Traveling is something I have to do, almost compulsively. Even my trips that get planned months in advance receive almost obsessive attention. Is my travel bug some subconscious method of “scouting” a possible home? Maybe, maybe not. Sometimes I’m afraid that I’m destined to just be a wanderer, moving here and there whenever I manage to overcome inertia.

At the end of the day, I think a true home has to combine both people and location. It’s not enough to live somewhere you love if you have no one to share it with, and it’s not enough to be with someone you love if the location makes you miserable or unhappy.

Wish me luck eventually finding that happy balance.

The Hierarchy of Needs

Earlier today one of my friends shared an … edited … version of Maslow’s Hierarchy of Needs. The base — the broadest, most pressing immediate need — was Wi-Fi. Some days, that’s a very accurate assessment.

Maslow’s hierarchy should be familiar to anyone who took a high school psych class, ever. The actual base is physiological fulfillment: food, water, warmth. Next is stability and security. Love — friendly, familial, romantic — is in the middle. After that comes self-esteem and respect. Self-actualization is the highest point. The idea is that you have to fulfill the lower needs before you can fulfill the higher ones.
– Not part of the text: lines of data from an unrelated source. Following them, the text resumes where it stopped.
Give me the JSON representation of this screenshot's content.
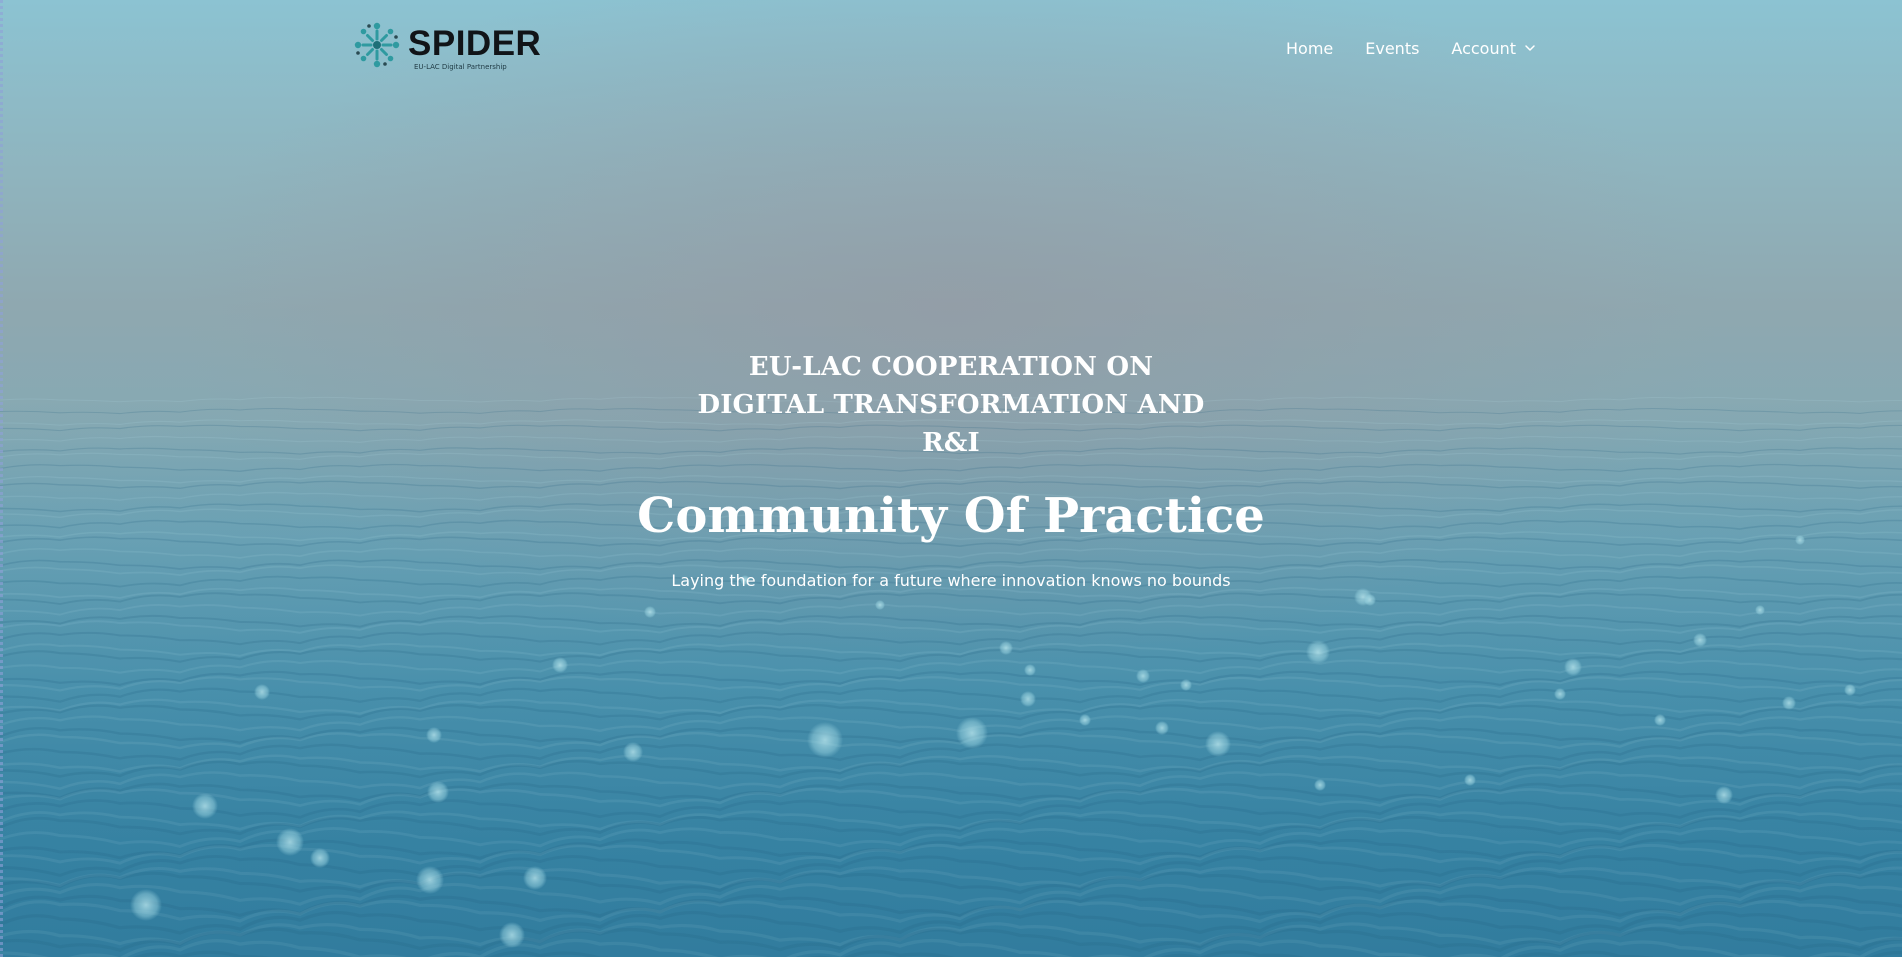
{
  "brand": {
    "name": "SPIDER",
    "tagline": "EU-LAC Digital Partnership",
    "logo_icon": "spider-network-logo",
    "accent_color": "#2f9aa0"
  },
  "nav": {
    "items": [
      {
        "label": "Home"
      },
      {
        "label": "Events"
      },
      {
        "label": "Account",
        "icon": "chevron-down-icon"
      }
    ]
  },
  "hero": {
    "kicker": "EU-LAC COOPERATION ON DIGITAL TRANSFORMATION AND R&I",
    "title": "Community Of Practice",
    "subtitle": "Laying the foundation for a future where innovation knows no bounds"
  },
  "theme": {
    "text_color": "#ffffff",
    "sea_color": "#3a89aa",
    "mist_color": "#8fa8b0"
  }
}
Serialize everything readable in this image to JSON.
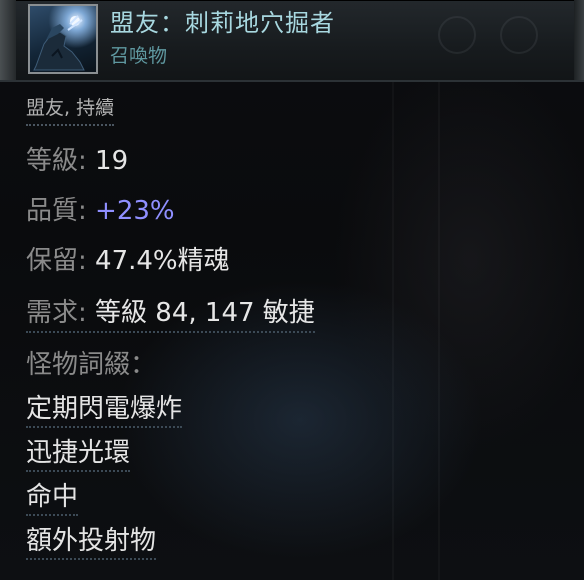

Marking my one-year anniversary, both at my job and in D.C., has lately gotten me to start reevaluating my needs and what I want out of my life. Despite seeing so many of my friends starting families, I reaffirm to myself that that’s something I want, but only when the timing is right. It’s not something to do just to tick off a box.

I guess the hardest part of climbing the pyramid is figuring out what self-actualization, on an individual level, actually means. Some days I’m afraid that maybe I’m doomed to be a nomad, shifting from place to place without ever putting down real roots. Then I think of staying in any one place forever, and I can’t breathe. So it’s a pull in opposite directions: fear of loneliness on the one hand, fear of being trapped somewhere on the other.
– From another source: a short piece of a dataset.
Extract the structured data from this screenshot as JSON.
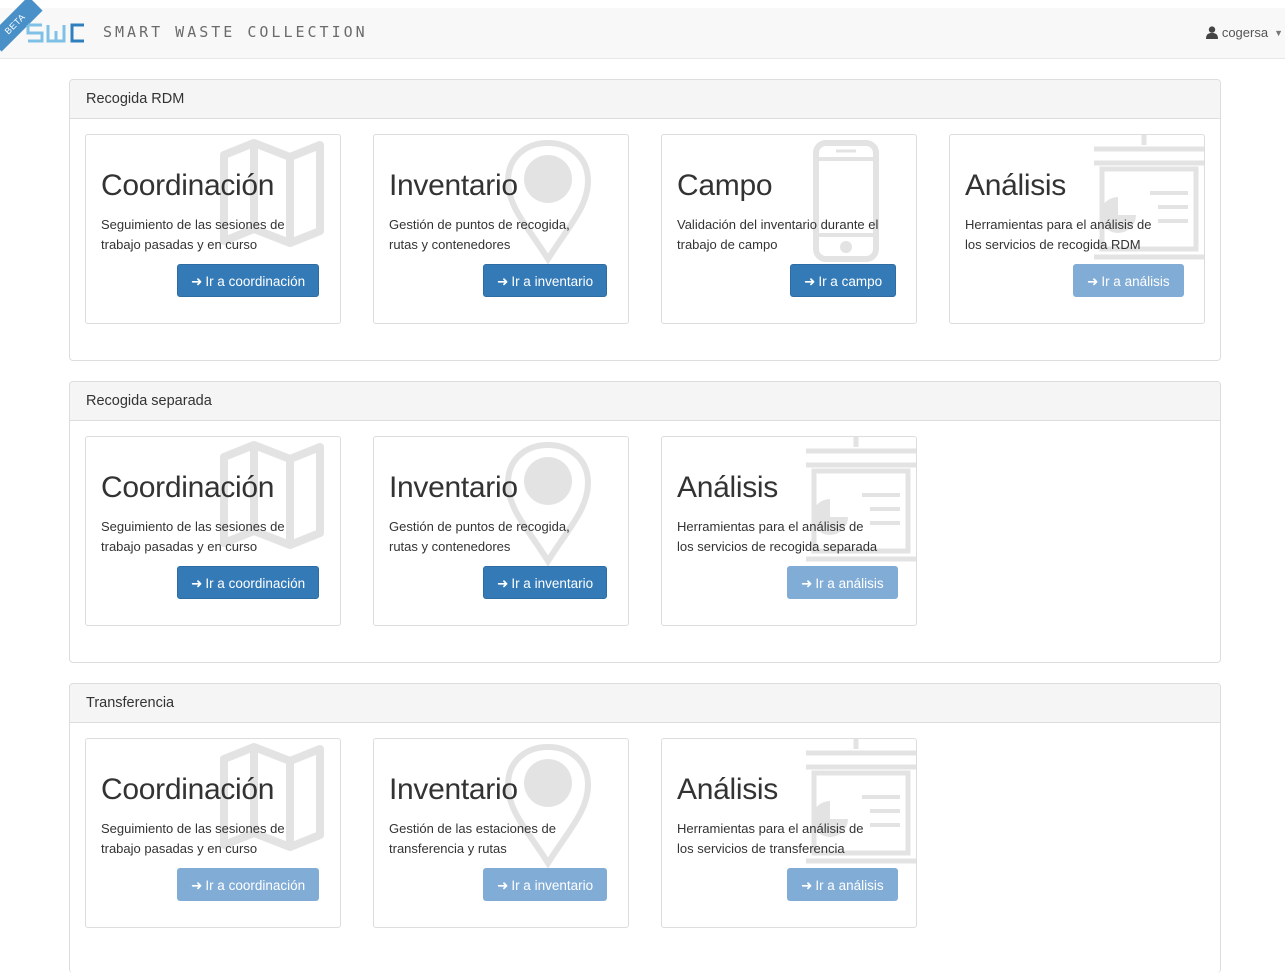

Ultimately, I think, self-actualization (and the accompanying feeling that you’re where you’re meant to be, doing what you’re meant to do, with whom you’re meant to be) is probably like being in love. When you’re there, you know. And if you have to second-guess yourself, look for exits or wonder if you’re there, you’re not.
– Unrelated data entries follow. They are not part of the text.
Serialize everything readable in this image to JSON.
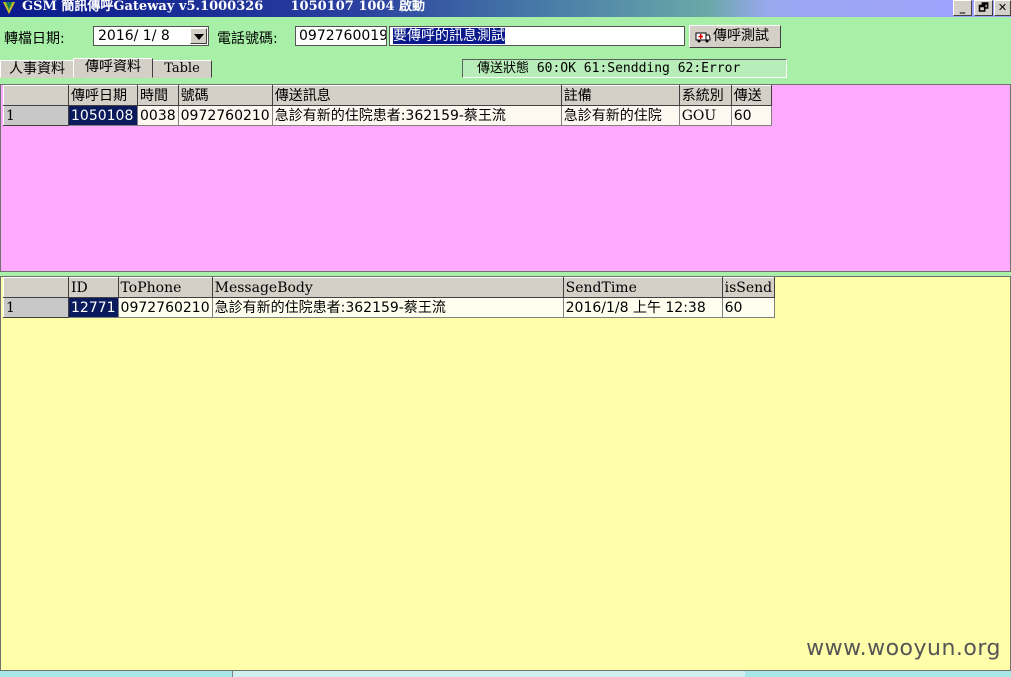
{
  "window": {
    "title": "GSM 簡訊傳呼Gateway v5.1000326      1050107 1004 啟動",
    "min_label": "_",
    "restore_label": "🗗",
    "close_label": "✕"
  },
  "toolbar": {
    "date_label": "轉檔日期:",
    "date_value": "2016/ 1/ 8",
    "phone_label": "電話號碼:",
    "phone_value": "0972760019",
    "message_value": "要傳呼的訊息測試",
    "test_button_label": "傳呼測試"
  },
  "tabs": [
    {
      "label": "人事資料"
    },
    {
      "label": "傳呼資料"
    },
    {
      "label": "Table"
    }
  ],
  "status_text": "傳送狀態 60:OK  61:Sendding  62:Error",
  "grid1": {
    "columns": [
      "傳呼日期",
      "時間",
      "號碼",
      "傳送訊息",
      "註備",
      "系統別",
      "傳送"
    ],
    "rows": [
      {
        "index": "1",
        "cells": [
          "1050108",
          "0038",
          "0972760210",
          "急診有新的住院患者:362159-蔡王流",
          "急診有新的住院",
          "GOU",
          "60"
        ]
      }
    ]
  },
  "grid2": {
    "columns": [
      "ID",
      "ToPhone",
      "MessageBody",
      "SendTime",
      "isSend"
    ],
    "rows": [
      {
        "index": "1",
        "cells": [
          "12771",
          "0972760210",
          "急診有新的住院患者:362159-蔡王流",
          "2016/1/8 上午 12:38",
          "60"
        ]
      }
    ]
  },
  "watermark": "www.wooyun.org",
  "colors": {
    "background": "#a8f0a8",
    "grid1_bg": "#ffaaff",
    "grid2_bg": "#ffffaa",
    "selection": "#0a1a5c"
  }
}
So for now, until I do get that feeling of actualization and permanency, I’m going to embrace my nomadic nature and appreciate people and places that I know are probably fleeting. And when I get to the “right” place, I’ll know.

Overcoming a mental block

This is very hard to write about, but I think that if I do, I’ll feel better about it.

Sometimes it’s hard for me to loosen up and let go and just let things happen. I like being in control of myself and having a plan, knowing what I’m going to do, and when, and how. But it’s hard to do that when another person is involved. So right off the bat, that lack of control is kind of frightening. At the same time, I have to respect the other party and accept that in this situation, I’m along for the ride.

I’m pretty personally bruised in this area, having been hurt deeply before. It’s been more than a year and I’m still not sure I’m completely over it or if I’ll ever be. But I don’t want it to affect my future with anyone else, and part of making sure that doesn’t happen is overcoming this sense of dread. This fear that at any moment, the other shoe will drop and I’ll be left alone, that I’m unlovable or not worth the effort. That other women are more interesting, or friendlier, more outgoing, prettier, or otherwise superior to me. It hits me at varying times: on the subway, at night in bed, when I walk to the Metro.

It’s a sick, nagging feeling. I have to tamp it down every day. Sometimes I succeed, sometimes I don’t. I try not to let this persistent sense of self-doubt affect the new things, but it’s hard. And I’m terrified of explaining how and why I often feel this way, lest I prove myself right.

I just have to keep at it, keep blocking out the noise and realizing what I really do have to offer.